In deutscher Gesellschaft

In deutscher Gesellschaft: Passagen-Werke ausländischer Filmemacher*innen 1962-1992 war eine von Tilman Baumgärtel und Tobias Hering konzipierte und kuratierte Filmreihe, die im September 2018 im Zeughauskino Berlin stattfand und von der Bundeszentrale für politische Bildung gefördert wurde. Details zu den gezeigten Filmen finden sich im Programmarchiv des Zeughauskinos. Auf der Internetseite der Bundeszentrale für politische Bildung ist zur Reihe ein Dossier mit Texten von Tilman Baumgärtel, Madeleine Bernstorff, Ilka Brombach, Judith Früh, Karina Griffith und Tobias Hering erschienen.

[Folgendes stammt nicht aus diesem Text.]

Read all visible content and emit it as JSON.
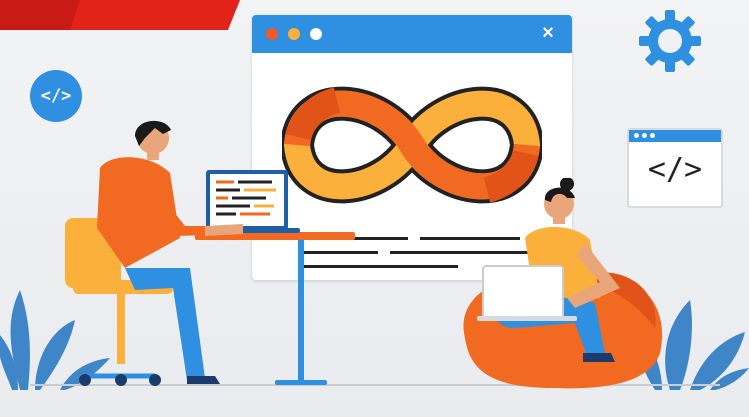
{
  "badge": {
    "code_label": "</>"
  },
  "mini_window": {
    "code_label": "</>"
  },
  "browser": {
    "close_label": "×"
  },
  "icons": {
    "gear": "gear-icon",
    "close": "close-icon",
    "infinity": "infinity-loop-icon",
    "code": "code-icon"
  },
  "colors": {
    "accent_blue": "#2f8fe0",
    "red": "#e2231a",
    "orange": "#f26a21",
    "yellow": "#fbb03b",
    "dark": "#222222"
  }
}
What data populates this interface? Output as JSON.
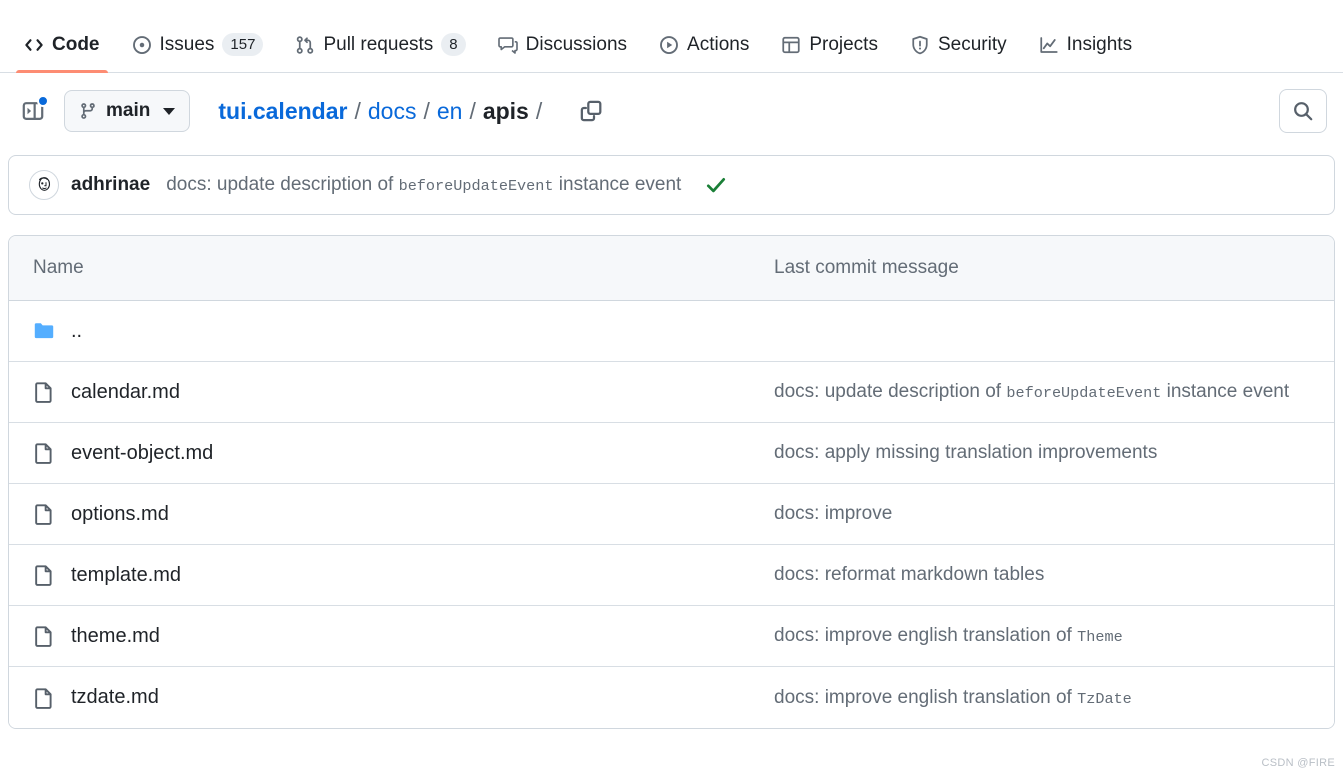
{
  "nav": {
    "tabs": [
      {
        "label": "Code",
        "icon": "code-icon",
        "count": null,
        "selected": true
      },
      {
        "label": "Issues",
        "icon": "issue-opened-icon",
        "count": "157",
        "selected": false
      },
      {
        "label": "Pull requests",
        "icon": "git-pull-request-icon",
        "count": "8",
        "selected": false
      },
      {
        "label": "Discussions",
        "icon": "comment-discussion-icon",
        "count": null,
        "selected": false
      },
      {
        "label": "Actions",
        "icon": "play-icon",
        "count": null,
        "selected": false
      },
      {
        "label": "Projects",
        "icon": "table-icon",
        "count": null,
        "selected": false
      },
      {
        "label": "Security",
        "icon": "shield-icon",
        "count": null,
        "selected": false
      },
      {
        "label": "Insights",
        "icon": "graph-icon",
        "count": null,
        "selected": false
      }
    ],
    "selected_underline_color": "#fd8c73"
  },
  "toolbar": {
    "sidebar_toggle_icon": "sidebar-expand-icon",
    "notification_dot_color": "#0969da",
    "branch": {
      "name": "main",
      "icon": "git-branch-icon",
      "caret_icon": "chevron-down-icon"
    },
    "breadcrumb": {
      "root": "tui.calendar",
      "segments": [
        "docs",
        "en",
        "apis"
      ],
      "separator": "/",
      "trailing_separator": "/"
    },
    "copy_path_icon": "copy-icon",
    "search_icon": "search-icon"
  },
  "commit_bar": {
    "author": "adhrinae",
    "avatar_icon": "user-avatar",
    "message_prefix": "docs: update description of ",
    "message_code": "beforeUpdateEvent",
    "message_suffix": " instance event",
    "status_icon": "check-icon",
    "status_color": "#1a7f37"
  },
  "file_table": {
    "headers": {
      "name": "Name",
      "message": "Last commit message"
    },
    "rows": [
      {
        "name": "..",
        "icon": "folder-icon",
        "type": "parent-directory",
        "message_prefix": "",
        "message_code": "",
        "message_suffix": ""
      },
      {
        "name": "calendar.md",
        "icon": "file-icon",
        "type": "file",
        "message_prefix": "docs: update description of ",
        "message_code": "beforeUpdateEvent",
        "message_suffix": " instance event"
      },
      {
        "name": "event-object.md",
        "icon": "file-icon",
        "type": "file",
        "message_prefix": "docs: apply missing translation improvements",
        "message_code": "",
        "message_suffix": ""
      },
      {
        "name": "options.md",
        "icon": "file-icon",
        "type": "file",
        "message_prefix": "docs: improve",
        "message_code": "",
        "message_suffix": ""
      },
      {
        "name": "template.md",
        "icon": "file-icon",
        "type": "file",
        "message_prefix": "docs: reformat markdown tables",
        "message_code": "",
        "message_suffix": ""
      },
      {
        "name": "theme.md",
        "icon": "file-icon",
        "type": "file",
        "message_prefix": "docs: improve english translation of ",
        "message_code": "Theme",
        "message_suffix": ""
      },
      {
        "name": "tzdate.md",
        "icon": "file-icon",
        "type": "file",
        "message_prefix": "docs: improve english translation of ",
        "message_code": "TzDate",
        "message_suffix": ""
      }
    ]
  },
  "watermark": {
    "text": "CSDN @FIRE"
  }
}
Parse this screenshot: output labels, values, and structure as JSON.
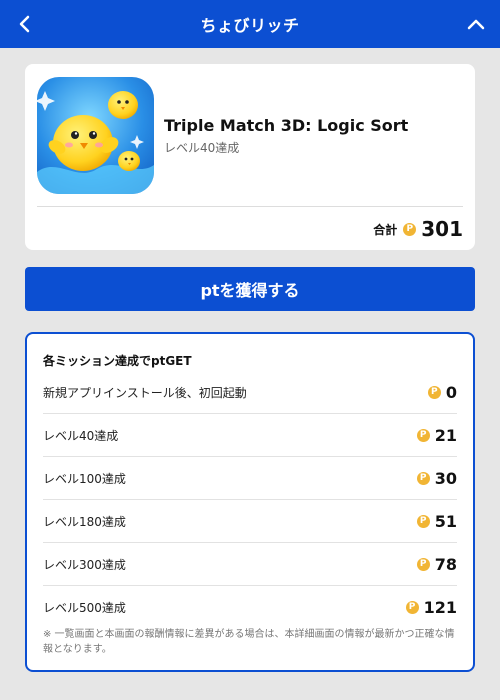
{
  "header": {
    "title": "ちょびリッチ"
  },
  "app": {
    "name": "Triple Match 3D: Logic Sort",
    "subtitle": "レベル40達成",
    "total_label": "合計",
    "total_value": "301"
  },
  "coin_symbol": "P",
  "cta": {
    "label": "ptを獲得する"
  },
  "missions": {
    "title": "各ミッション達成でptGET",
    "items": [
      {
        "label": "新規アプリインストール後、初回起動",
        "value": "0"
      },
      {
        "label": "レベル40達成",
        "value": "21"
      },
      {
        "label": "レベル100達成",
        "value": "30"
      },
      {
        "label": "レベル180達成",
        "value": "51"
      },
      {
        "label": "レベル300達成",
        "value": "78"
      },
      {
        "label": "レベル500達成",
        "value": "121"
      }
    ],
    "note": "※ 一覧画面と本画面の報酬情報に差異がある場合は、本詳細画面の情報が最新かつ正確な情報となります。"
  },
  "colors": {
    "brand": "#0c4fd2",
    "coin": "#f1b534"
  },
  "icons": {
    "back": "chevron-left-icon",
    "collapse": "chevron-up-icon",
    "coin": "point-coin-icon"
  }
}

They call it love (King Ampaw, 1970)

In der Antike schätzte man einen Gast dafür, dass er Grenzen aufbricht und das, was als normal und alltäglich gilt, mit einem anderen Blick betrachtet. Während in Deutschland derzeit ein neo-nationalistischer Diskurs über Heimat und Identität forciert wird, gibt die Retrospektive Gelegenheit, sich ein vielfältiges Bild davon zu machen, wie in der jüngeren Vergangenheit Filmemacher*innen die Perspektive des Gastes eingenommen und ihre Erfahrungen mit Deutschland, Ost und West, filmisch umgesetzt haben.

Ausgelöst wurde das Recherche-Interesse von Filmen, die Einzelfälle blieben: Werke von Regisseur*innen, die bislang kaum mit dem deutschen Filmschaffen assoziiert wurden, deren Filmografien andernorts weitergingen, die in Vergessenheit gerieten oder gänzlich unbekannt blieben. Die weitere Suche führte in die Archive von Fernsehredaktionen und Kinematheken, in die Produktionsgeschichte von Filmhochschulen und die Stipendiatenverzeichnisse des Deutschen Akademischen Austauschdienstes. Es zeigte sich, dass es jenseits der Herausbildung eines „migrantischen“ deutschen Kinos, das sich erst in den 1980er Jahren zu etablieren begann, immer wieder Filmemacherinnen und Filmemacher gegeben hat, die aus Not, Glück oder Zufall eine Zeit lang „in deutscher Gesellschaft“ gelebt haben und deren Filme nicht primär der Selbstdarstellung einer „Minderheit“ verpflichtet waren. Unter dem Begriff Passagen-Werke brachte die Reihe Filme zusammen, deren Autor*innen als Durchreisende in die Bundesrepublik oder die DDR kamen und die bislang kaum gemeinsam in den Blick genommen wurden.

Mithilfe der verschiedenen Leihgeber und Archivar*innen ist ein Programm entstanden, das vergessene oder bislang wenig beachtete Filme mit solchen zusammenbringt, die zwar eine Rezeptionsgeschichte haben, aber hier in einem neuen Licht erschienen. Indem sich die Filmauswahl auf 1962 bis 1992 konzentrierte, zitierte sie eine gängige Rahmung der jüngeren Geschichtsschreibung, um in ihr jedoch Erfahrungen von kultureller Heterogenisierung sichtbar zu machen, die beide deutschen Staaten von Anfang an geprägt haben und die schon früher filmisch reflektiert wurden, als es der bekannte Kanon nahelegt.

In deutscher Gesellschaft: Passagen-Werke ausländischer Filmemacher*innen 1962- 1992 erhebt keinen Anspruch, das beschriebene Suchfeld repräsentativ oder vollständig darzustellen. Indem es gerade die Lücken der bisherigen Wahrnehmung bespielt, verweist das Programm vielmehr auf die Notwendigkeit künftiger Entdeckungen. Sollte diese „Retrospektive“ dazu beitragen, die Gegenwart besser zu verstehen, so deshalb, weil diejenigen, die fremd waren (und es oft auch blieben), sensibel waren für das, was unter der Oberfläche geschah oder noch keinen Namen hatte, und weil sie den Mut, die Fantasie und die Mittel hatten, es in ihren Filmen zum Ausdruck zu bringen.